Глава 6. Несостоявшаяся речь Джосики

Вот что хотела сказать Джосика, глядя с тупой пьяною злобой на то, как И-о-а-хим-м-м Кубл-бл-блах стоит, протянув руку к двери, тот самый страшный непобедимый Кублах, от чьего взгляда (только взгляда, поверьте, только!) твои мышцы становились чужими, твои мысли сатанели от привычного ужаса и тоже становились чужими, и тело отвергало собственную твою панику, так что даже задрожать пальцами, подкоситься ногами или расширить зрачки было не в твоей власти, и в муке душевной подчинялось его приказам, словно это его тело, а не твое, и шло за ним, и все, что он ни прикажет, с послушанием исполняло. Того самого Кублаха, кто теперь потерял над тобой власть, ха-ха, кто стоит сейчас, повернувшись к тебе спиною, превозмогая истинно метропольское отвращение к пьяным, но не уйдет, нет, не уйдет: теперь он хочет разобраться в происшедшем, но долго, долго себе этого не позволит, потому что не таков Кублах. Вот что она хотела ему сказать:

– Да, Кублах, да, перед тобой Джосика Уолхов, а ты и не понял, та самая Джосика, первая любовь Дона, персонального преступника твоего, о которой ты знаешь чуть-чуть – немного из досье Дона, немного из тех разговоров, которые вы вели по пути в очередную пенитенциарию, когда ему, парализованному твоей волей, позволялось немного поговорить: тебе было скучно, а ему невыносимо без таких разговоров-исповедей. Когда я появилась, вы уже и друзьями-то не были, да вы и не были никогда друзьями; ты, враг его по профессии и призванию, ты, палач-доброволец, гордо снявший тысячелетнюю маску, целью своей жизни поставивший (безо всякого к тому принуждения) обессилить Дона и, стало быть, его уничтожить, ты был в то же время единственным существом, хоть как-то заинтересованным в нем (ну да, да, Фальцетти, как же!), он был связан с тобой куда сильнее, чем кто бы то ни было еще в Обитаемом Ареале, он был физиологически с тобой связан и потому считал тебя больше чем родственником, больше чем другом, ведь друзья могут предать, а ты – уже нет.

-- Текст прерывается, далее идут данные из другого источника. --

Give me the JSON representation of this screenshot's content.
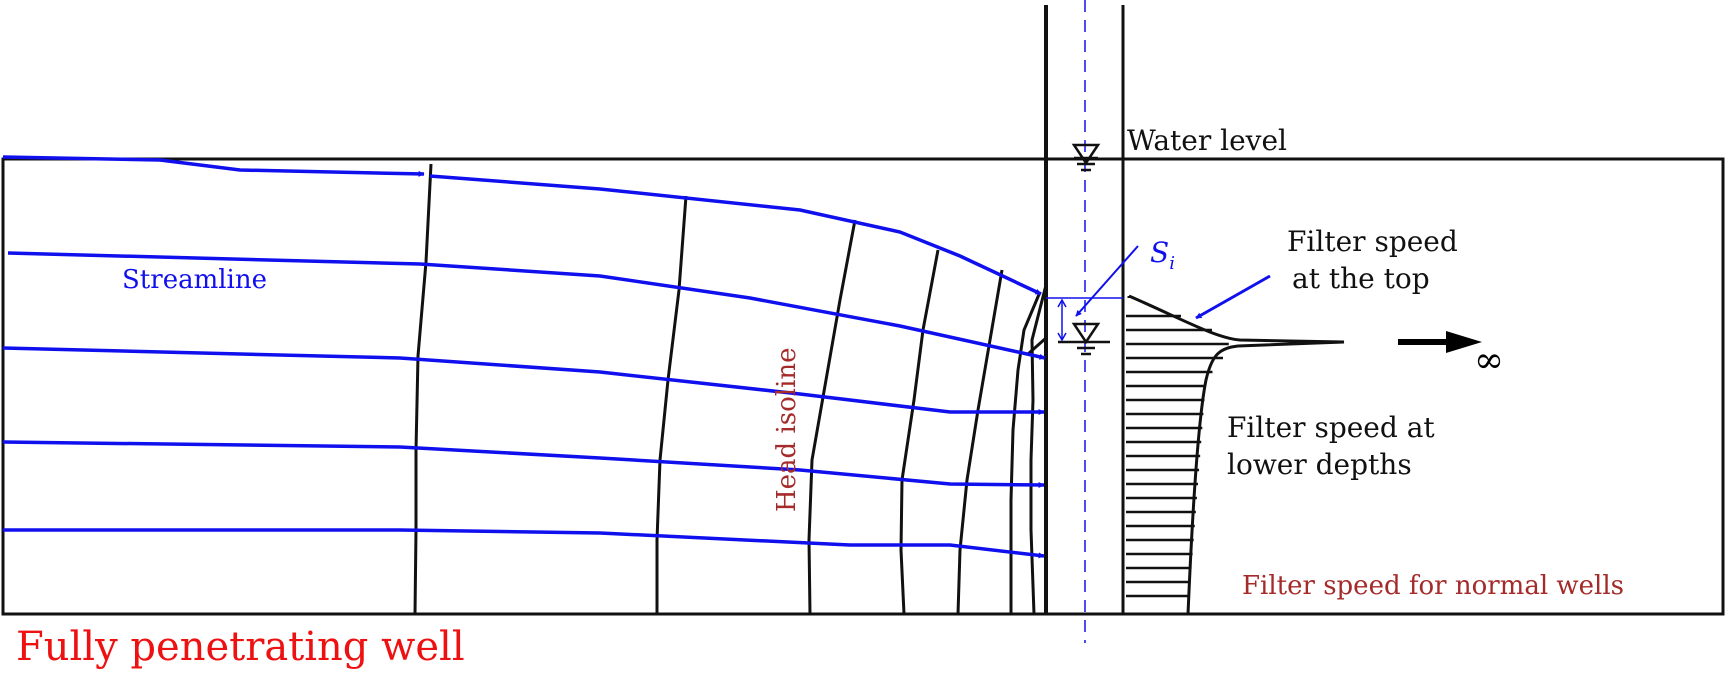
{
  "labels": {
    "water_level": "Water level",
    "streamline": "Streamline",
    "head_isoline": "Head isoline",
    "si_main": "S",
    "si_sub": "i",
    "filter_top_1": "Filter speed",
    "filter_top_2": "at the top",
    "filter_lower_1": "Filter speed at",
    "filter_lower_2": "lower depths",
    "filter_normal": "Filter speed for normal wells",
    "infinity": "∞",
    "title": "Fully penetrating well"
  },
  "colors": {
    "streamline": "#1010ee",
    "isoline": "#111111",
    "title": "#ee1111",
    "annotation": "#a52a2a"
  },
  "icons": [
    "water-level-marker-icon",
    "arrow-right-icon"
  ]
}
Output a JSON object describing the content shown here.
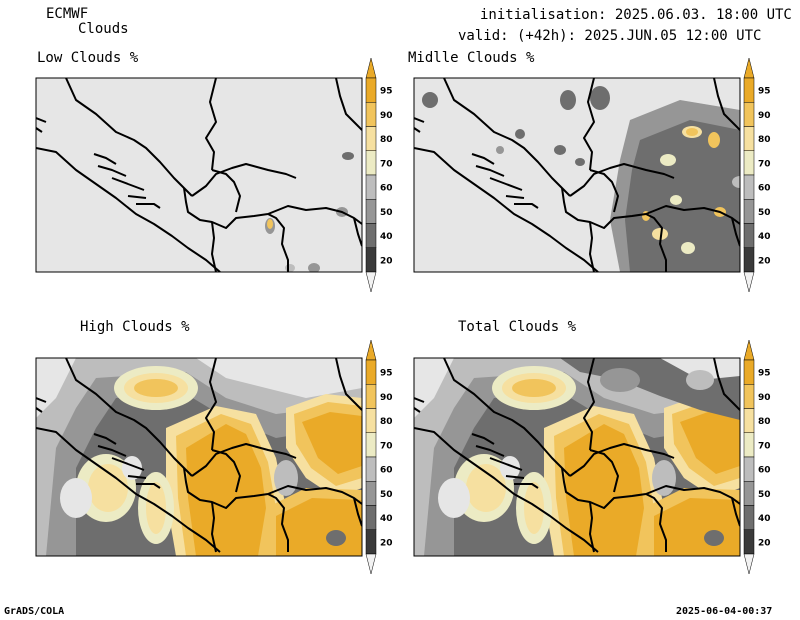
{
  "header": {
    "model": "ECMWF",
    "product": "Clouds",
    "initialisation": "initialisation: 2025.06.03. 18:00 UTC",
    "valid": "valid: (+42h): 2025.JUN.05 12:00 UTC"
  },
  "panels": [
    {
      "title": "Low Clouds %"
    },
    {
      "title": "Midlle Clouds %"
    },
    {
      "title": "High Clouds %"
    },
    {
      "title": "Total Clouds %"
    }
  ],
  "colorbar": {
    "labels": [
      "20",
      "40",
      "50",
      "60",
      "70",
      "80",
      "90",
      "95"
    ],
    "colors": [
      "#3a3a3a",
      "#6e6e6e",
      "#969696",
      "#bdbdbd",
      "#ecebc4",
      "#f6e0a0",
      "#f1c45c",
      "#eaaa28"
    ],
    "under_color": "#f2f2f2",
    "over_color": "#eaaa28"
  },
  "colors": {
    "background": "#e6e6e6",
    "border": "#000000"
  },
  "footer": {
    "left": "GrADS/COLA",
    "right": "2025-06-04-00:37"
  }
}
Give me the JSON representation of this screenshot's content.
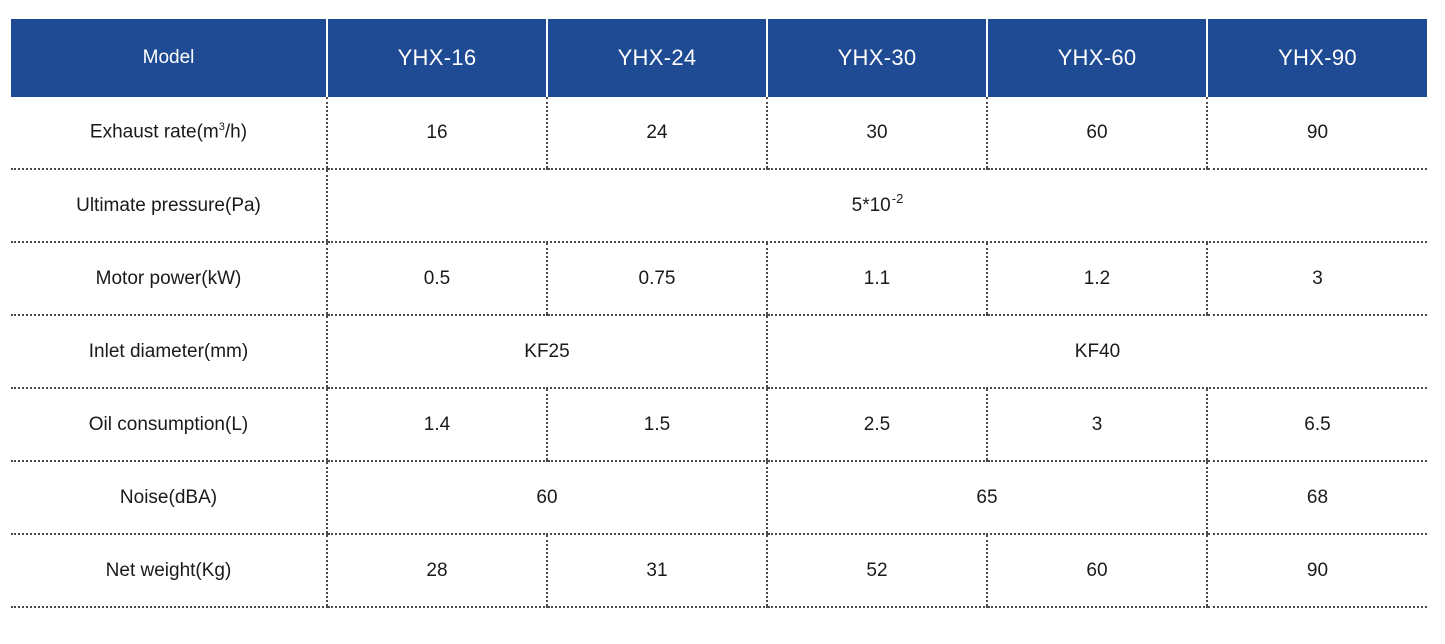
{
  "header": {
    "label": "Model",
    "models": [
      "YHX-16",
      "YHX-24",
      "YHX-30",
      "YHX-60",
      "YHX-90"
    ]
  },
  "rows": {
    "exhaust": {
      "label_prefix": "Exhaust rate(m",
      "label_sup": "3",
      "label_suffix": "/h)",
      "values": [
        "16",
        "24",
        "30",
        "60",
        "90"
      ]
    },
    "ultimate_pressure": {
      "label": "Ultimate pressure(Pa)",
      "value_base": "5*10",
      "value_exp": "-2"
    },
    "motor_power": {
      "label": "Motor power(kW)",
      "values": [
        "0.5",
        "0.75",
        "1.1",
        "1.2",
        "3"
      ]
    },
    "inlet_diameter": {
      "label": "Inlet diameter(mm)",
      "values": [
        "KF25",
        "KF40"
      ]
    },
    "oil_consumption": {
      "label": "Oil consumption(L)",
      "values": [
        "1.4",
        "1.5",
        "2.5",
        "3",
        "6.5"
      ]
    },
    "noise": {
      "label": "Noise(dBA)",
      "values": [
        "60",
        "65",
        "68"
      ]
    },
    "net_weight": {
      "label": "Net weight(Kg)",
      "values": [
        "28",
        "31",
        "52",
        "60",
        "90"
      ]
    }
  },
  "colors": {
    "header_bg": "#1f4a94",
    "header_text": "#ffffff",
    "divider": "#4a4a4a"
  }
}
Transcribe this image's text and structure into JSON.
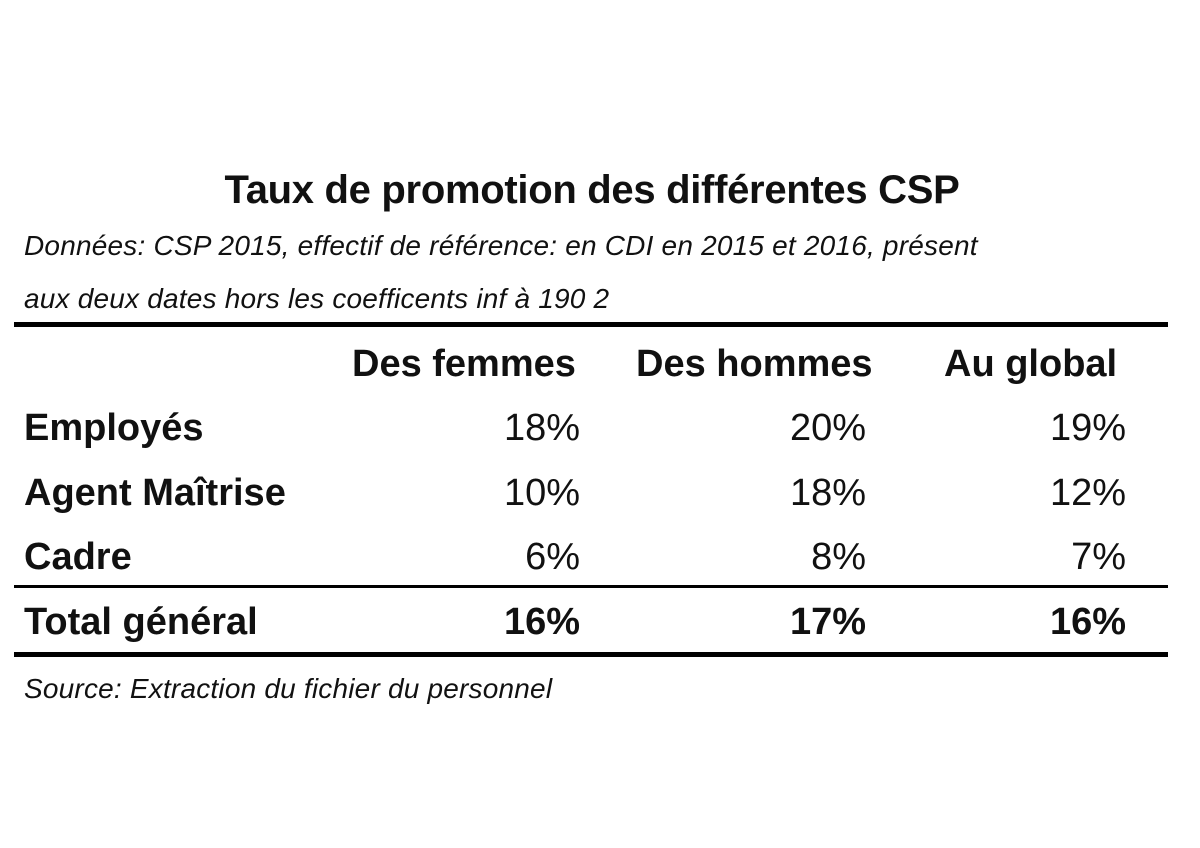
{
  "title": "Taux de promotion des différentes CSP",
  "subtitle": {
    "line1": "Données: CSP 2015, effectif de référence: en CDI en 2015 et 2016, présent",
    "line2": "aux deux dates hors les coefficents inf à 190 2"
  },
  "table": {
    "headers": [
      "Des femmes",
      "Des hommes",
      "Au global"
    ],
    "rows": [
      {
        "label": "Employés",
        "values": [
          "18%",
          "20%",
          "19%"
        ]
      },
      {
        "label": "Agent Maîtrise",
        "values": [
          "10%",
          "18%",
          "12%"
        ]
      },
      {
        "label": "Cadre",
        "values": [
          "6%",
          "8%",
          "7%"
        ]
      }
    ],
    "total": {
      "label": "Total général",
      "values": [
        "16%",
        "17%",
        "16%"
      ]
    }
  },
  "source": "Source: Extraction du fichier du personnel"
}
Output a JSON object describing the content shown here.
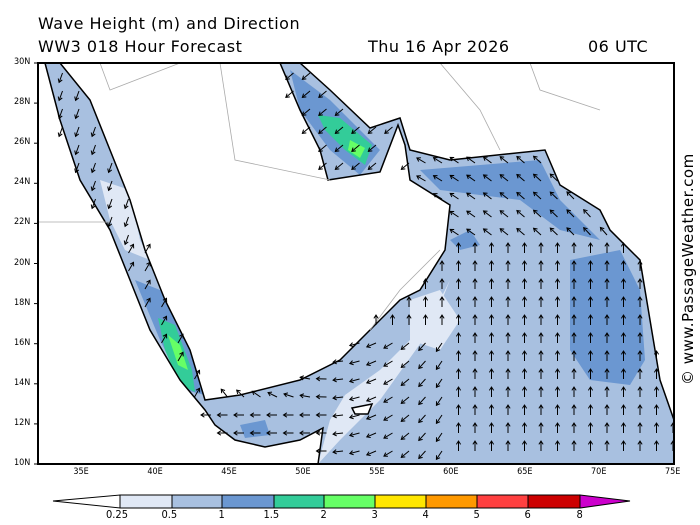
{
  "header": {
    "title": "Wave Height (m) and Direction",
    "subtitle": "WW3 018 Hour Forecast",
    "date": "Thu 16 Apr 2026",
    "time": "06 UTC"
  },
  "map": {
    "lon_range": [
      32,
      75
    ],
    "lat_range": [
      10,
      30
    ],
    "lat_labels": [
      "30N",
      "28N",
      "26N",
      "24N",
      "22N",
      "20N",
      "18N",
      "16N",
      "14N",
      "12N",
      "10N"
    ],
    "lon_labels": [
      "35E",
      "40E",
      "45E",
      "50E",
      "55E",
      "60E",
      "65E",
      "70E",
      "75E"
    ],
    "dominant_wave_direction": "toward north (Arabian Sea)",
    "colors": {
      "land": "#ffffff",
      "coast": "#000000",
      "border": "#aaaaaa"
    }
  },
  "legend": {
    "labels": [
      "0.25",
      "0.5",
      "1",
      "1.5",
      "2",
      "3",
      "4",
      "5",
      "6",
      "8"
    ],
    "colors": [
      "#ffffff",
      "#e0e8f5",
      "#a8c0e0",
      "#6b97d1",
      "#33cc99",
      "#66ff66",
      "#ffe600",
      "#ff9900",
      "#ff4040",
      "#cc0000",
      "#cc00cc"
    ]
  },
  "credit": "© www.PassageWeather.com"
}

Вот почему он так рвался рассказать тебе всё свое, и совсем (или почти совсем) не было у него желания переубедить тебя, перевербовать на свою сторону. И вот я, Джосика Уолхов, а точнее, сам Доницетти в ее лице, в ее теле, стою перед тобой, а ты не догадываешься, насколько хорошо я тебя знаю. Я, Джосика Уолхов, а не Дон, именно Джосика, брошенная когда-то своею первой любовью, и, думаю, возненавидевшая его, и, думаю, продолжающая любить (хотя, конечно, всё это примитивное, первое приближение к моим действительным чувствам), стою здесь перед тобой, и обвиняю тебя, и желаю за предательство приговорить к смерти, а вместо этого спасаю тебя от смерти. Я, Джосика Уолхов, стоя перед тобой в этом противном виде, сейчас буду рассказывать о себе, а ты будешь покорно слушать.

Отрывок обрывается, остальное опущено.